Updated over a year ago

Card usage, also known as credit utilization, relates to the percentage of available credit that you actually use. For example, if you add the limits of all your credit cards and have $5,000 in total limits, and you have a current total balance of $600, your 'usage' is 12%. As a general rule, it is good to keep this figure below 30%.

Your card usage is a highly influential factor in regards to your credit score. Lower card usage indicates to lenders that you aren't heavily reliant on credit, demonstrating some level of financial responsibility. Keeping your credit utilization low can have a significantly positive impact on your credit score.

Tips on keeping your score low:

Make multiple monthly payments towards your credit card balances. If you're noticing your credit utilization is typically high, you can combat this by making more than one payment per month. That way your balance never gets particularly high.
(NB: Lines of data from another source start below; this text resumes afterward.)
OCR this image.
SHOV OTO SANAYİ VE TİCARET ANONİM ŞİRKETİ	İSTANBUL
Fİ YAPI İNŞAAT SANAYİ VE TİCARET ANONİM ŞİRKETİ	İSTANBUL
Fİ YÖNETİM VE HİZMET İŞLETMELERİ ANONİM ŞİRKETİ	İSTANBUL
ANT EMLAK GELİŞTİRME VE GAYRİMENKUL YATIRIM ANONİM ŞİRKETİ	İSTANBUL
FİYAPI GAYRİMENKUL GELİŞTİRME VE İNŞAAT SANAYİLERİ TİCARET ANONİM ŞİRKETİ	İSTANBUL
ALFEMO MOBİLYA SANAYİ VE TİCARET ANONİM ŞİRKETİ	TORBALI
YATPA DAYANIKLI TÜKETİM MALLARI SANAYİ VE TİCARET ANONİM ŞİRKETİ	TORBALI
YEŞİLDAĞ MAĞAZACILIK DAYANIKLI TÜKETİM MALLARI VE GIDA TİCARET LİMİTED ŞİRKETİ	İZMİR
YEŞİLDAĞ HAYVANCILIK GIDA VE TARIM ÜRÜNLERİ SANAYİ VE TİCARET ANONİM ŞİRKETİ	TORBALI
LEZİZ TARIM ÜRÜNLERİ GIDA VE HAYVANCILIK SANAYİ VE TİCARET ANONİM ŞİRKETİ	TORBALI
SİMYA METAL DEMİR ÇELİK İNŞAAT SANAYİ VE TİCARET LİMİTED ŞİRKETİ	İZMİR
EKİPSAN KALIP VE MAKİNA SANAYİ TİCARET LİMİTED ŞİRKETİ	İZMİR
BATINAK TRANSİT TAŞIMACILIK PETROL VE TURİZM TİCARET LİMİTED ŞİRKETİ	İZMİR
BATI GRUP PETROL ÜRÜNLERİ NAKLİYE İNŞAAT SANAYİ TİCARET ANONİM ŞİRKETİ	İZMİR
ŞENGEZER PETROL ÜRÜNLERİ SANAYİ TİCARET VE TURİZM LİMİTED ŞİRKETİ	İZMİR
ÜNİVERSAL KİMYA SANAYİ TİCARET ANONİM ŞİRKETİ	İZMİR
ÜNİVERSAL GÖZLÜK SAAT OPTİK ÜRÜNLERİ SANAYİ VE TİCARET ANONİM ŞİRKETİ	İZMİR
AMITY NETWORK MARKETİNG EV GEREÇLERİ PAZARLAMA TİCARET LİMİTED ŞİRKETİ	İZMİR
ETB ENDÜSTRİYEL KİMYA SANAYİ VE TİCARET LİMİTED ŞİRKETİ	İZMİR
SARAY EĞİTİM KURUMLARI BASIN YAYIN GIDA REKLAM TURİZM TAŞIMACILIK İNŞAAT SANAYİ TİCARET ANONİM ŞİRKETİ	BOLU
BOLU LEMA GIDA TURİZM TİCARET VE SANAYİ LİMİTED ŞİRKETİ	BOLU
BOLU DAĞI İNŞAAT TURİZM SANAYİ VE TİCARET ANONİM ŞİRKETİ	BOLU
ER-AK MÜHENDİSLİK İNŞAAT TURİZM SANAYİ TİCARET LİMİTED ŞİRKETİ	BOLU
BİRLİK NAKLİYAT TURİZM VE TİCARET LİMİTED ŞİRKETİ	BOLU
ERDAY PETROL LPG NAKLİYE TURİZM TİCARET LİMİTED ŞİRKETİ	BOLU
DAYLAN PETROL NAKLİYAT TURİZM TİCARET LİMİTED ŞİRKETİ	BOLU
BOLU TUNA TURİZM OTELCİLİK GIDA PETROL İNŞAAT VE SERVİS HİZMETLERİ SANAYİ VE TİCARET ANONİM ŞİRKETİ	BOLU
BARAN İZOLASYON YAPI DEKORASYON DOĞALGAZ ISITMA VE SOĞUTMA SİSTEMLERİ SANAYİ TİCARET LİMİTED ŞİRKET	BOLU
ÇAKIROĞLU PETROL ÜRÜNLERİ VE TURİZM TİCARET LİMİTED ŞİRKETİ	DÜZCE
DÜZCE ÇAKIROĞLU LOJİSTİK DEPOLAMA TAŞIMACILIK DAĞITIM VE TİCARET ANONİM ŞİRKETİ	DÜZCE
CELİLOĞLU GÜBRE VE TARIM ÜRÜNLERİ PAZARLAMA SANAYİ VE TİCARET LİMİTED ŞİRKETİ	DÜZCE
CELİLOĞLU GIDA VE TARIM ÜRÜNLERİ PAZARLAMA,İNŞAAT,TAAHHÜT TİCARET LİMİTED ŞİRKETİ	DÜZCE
Ask your card issuer when they report data to credit bureaus. Typically credit card issuers only report your data to credit bureaus once a month. If you call their customer support team and learn what day this is you can plan around it. By paying off your balances or as much as you can before your data is sent off, your credit utilization will be lower.

Ask for higher card limits. By increasing your limits without changing your spending habits, you can reduce your credit utilization. You're most likely to be approved if you have good payment history; however, be wary that this can sometimes result in a hard inquiry. You can confirm this with your provider prior to requesting a limit increase if needed.